Вникнув в этот тип, мы легко уясним себе уже a priori[1 - заведомо, наперед(лат.)], как должны были сложиться детство и молодость знаменитого германского канцлера. Несколько слов об его отце и матери окончательно разъяснят нам дело. Отец его, Фердинанд Бисмарк, юношею поступил на военную службу, так что двадцати одного года мог уже принять участие в походе герцога Брауншвейгского во Францию, но тотчас же по окончании этой войны вышел ротмистром в отставку и поселился в своем Шенгаузенском поместье. Это был служака в полном значении слова. Впоследствии он любил рассказывать своему сыну, что, когда находился на службе, аккуратно вставал в четыре часа утра, чтобы выдать солдатам овес. Строгое исполнение служебных обязанностей было отличительной его чертой, в этом духе он вел и воспитание своих детей; но сердце его лежало не столько к службе, сколько к тем развлечениям, которые доставляла ему жизнь в деревне. Охота, верховая езда, пирушки – вот чем наполнялась его жизнь, за исключением забот, посвященных управлению имением. Но, очевидно, перечисленные нами удовольствия и развлечения мешали правильному ведению хозяйства, потому что дела его пришли в расстройство.

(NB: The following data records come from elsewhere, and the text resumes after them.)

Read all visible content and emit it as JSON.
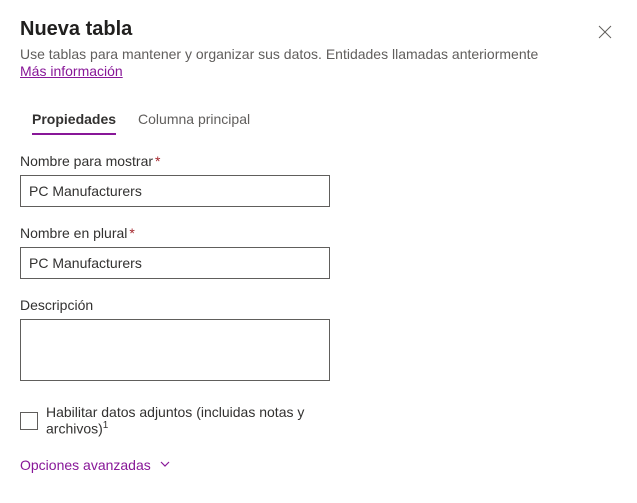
{
  "header": {
    "title": "Nueva tabla",
    "subtitle": "Use tablas para mantener y organizar sus datos. Entidades llamadas anteriormente",
    "more_info": "Más información"
  },
  "tabs": {
    "properties": "Propiedades",
    "primary_column": "Columna principal"
  },
  "form": {
    "display_name_label": "Nombre para mostrar",
    "display_name_value": "PC Manufacturers",
    "plural_label": "Nombre en plural",
    "plural_value": "PC Manufacturers",
    "description_label": "Descripción",
    "description_value": "",
    "attachments_label": "Habilitar datos adjuntos (incluidas notas y archivos)",
    "attachments_sup": "1",
    "advanced_label": "Opciones avanzadas"
  },
  "required_marker": "*"
}
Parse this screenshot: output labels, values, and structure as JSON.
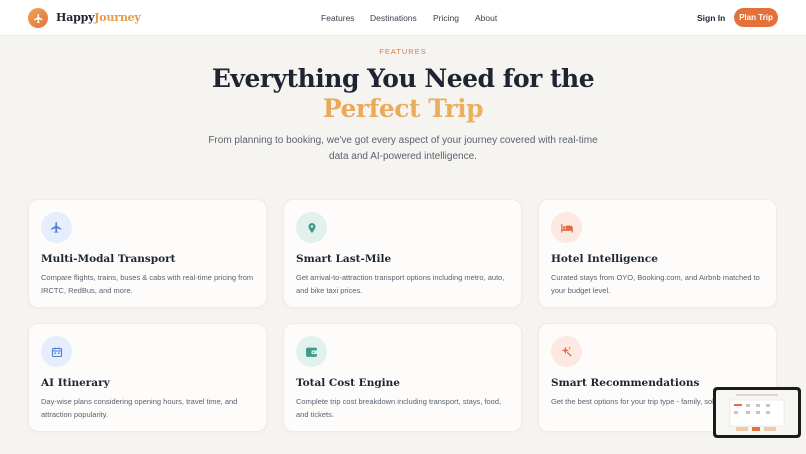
{
  "nav": {
    "brand_primary": "Happy",
    "brand_accent": "Journey",
    "links": [
      "Features",
      "Destinations",
      "Pricing",
      "About"
    ],
    "signin": "Sign In",
    "cta": "Plan Trip"
  },
  "hero": {
    "eyebrow": "FEATURES",
    "headline_line1": "Everything You Need for the",
    "headline_line2": "Perfect Trip",
    "subtitle": "From planning to booking, we've got every aspect of your journey covered with real-time data and AI-powered intelligence."
  },
  "cards": [
    {
      "icon": "plane-icon",
      "title": "Multi-Modal Transport",
      "desc": "Compare flights, trains, buses & cabs with real-time pricing from IRCTC, RedBus, and more."
    },
    {
      "icon": "map-pin-icon",
      "title": "Smart Last-Mile",
      "desc": "Get arrival-to-attraction transport options including metro, auto, and bike taxi prices."
    },
    {
      "icon": "bed-icon",
      "title": "Hotel Intelligence",
      "desc": "Curated stays from OYO, Booking.com, and Airbnb matched to your budget level."
    },
    {
      "icon": "calendar-icon",
      "title": "AI Itinerary",
      "desc": "Day-wise plans considering opening hours, travel time, and attraction popularity."
    },
    {
      "icon": "wallet-icon",
      "title": "Total Cost Engine",
      "desc": "Complete trip cost breakdown including transport, stays, food, and tickets."
    },
    {
      "icon": "sparkle-icon",
      "title": "Smart Recommendations",
      "desc": "Get the best options for your trip type - family, solo, or couple."
    }
  ],
  "colors": {
    "accent": "#e2713a",
    "blue": "#4f7fd6",
    "teal": "#3f9a8c",
    "peach": "#e06a44"
  }
}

Этому отчасти способствовала и его женитьба. В Берлине он познакомился с дочерью видного чиновника, известного и некоторыми публицистическими работами, Менкена, и женился на ней. Мать будущего знаменитого канцлера слишком свыклась со светской и придворной жизнью Берлина и скучала в шенгаузенском деревенском захолустье. Она рвалась в Берлин, поэтому супруги проводили зимние месяцы обыкновенно в столице, где постоянно имели квартиру. Отцу жилось привольнее всего в деревне, мать дорожила городской жизнью, требовавшей значительных расходов, так как родители будущего канцлера вращались в придворных кругах и, следовательно, вынуждены были соответственно устроить и свою жизнь. Если отец Бисмарка мечтал о том, чтобы сделать из сына образцового помещика, то мать хотела его определить на государственную службу и сделать из него блестящего дипломата. Отец обучал его с раннего детства верховой езде, брал с собой на охоту, а мать заботилась о том, чтобы у него были хорошие манеры, чтобы он умел бегло говорить по-французски и по-английски. Под влиянием матери он шестилетним ребенком был определен в одно из берлинских учебных заведений, где воспитание детей велось со строгим соблюдением педагогических принципов Песталоцци.
Это случилось весной 1821 года. Отсюда видно, что знаменитый канцлер родился в 1815 году, именно 20 марта (1 апреля), – в том году, когда в Вене заседал конгресс, вершивший судьбы Европы после падения Наполеона I, и был заключен пресловутый Священный союз. Год рождения Бисмарка, таким образом, совпал с возникновением международной комбинации, основы которой во многих отношениях совпали с теми принципами, которых придерживался Бисмарк в течение всей своей жизни. Но крупные исторические события того времени мало занимали обитателей Шенгаузена. Все внимание их было поглощено более близкими им делами. Благодаря наследству отец будущего канцлера вступил во владение новыми поместьями в Померании, в Наугардском уезде, и в следующем же году он переселился туда, в имение Книпгоф, где Бисмарк и провел первые свои детские годы. Он рос на свободе, проводя дни по большей части на свежем воздухе, откармливаемый на славу родителями. Поэтому неудивительно, что переселение в Берлин, в школу, где было и мало воздуха, и мало света, где воспитанников приучали к спартанскому образу жизни, где их плохо кормили и постоянно регламентировали, очень не понравилось Бисмарку. Он никак не мог примириться со своей новой жизнью; но, как видно из его рассказов, главным образом его огорчал недостаток пищи, тех лакомых и обильных блюд, к которым он привык у родителей. “Мясо, которое нам давали в школе, – жаловался он, – отличалось особенным свойством: оно было мягко, но его никак нельзя было разжевать, словно кусок резинки”. Некоторое утешение доставляли ему только забавы и игры на свежем воздухе. Тут он сразу достиг авторитетного положения среди своих товарищей: деревня дала ему силу, ловкость, и когда происходили сражения снежками, то атаманом всегда был крепыш Отто, будущий великий канцлер. Уроками он весьма мало интересовался; несколько занимала его разве история, в особенности же рассказы о Троянской войне, которою он увлекался до того, что иногда вслух читал своим товарищам эпизоды из нее. Все это вместе взятое доставило ему кличку Аякса. Кровь сказалась в нем уже тут: любил он покушать, при случае подраться, а воображение его прельщали военные подвиги. Блаженствовал он только летом, когда родители увозили его в деревню, где он мог с отцом скакать на лошади или охотиться в бесконечных тогда еще померанских, лесах.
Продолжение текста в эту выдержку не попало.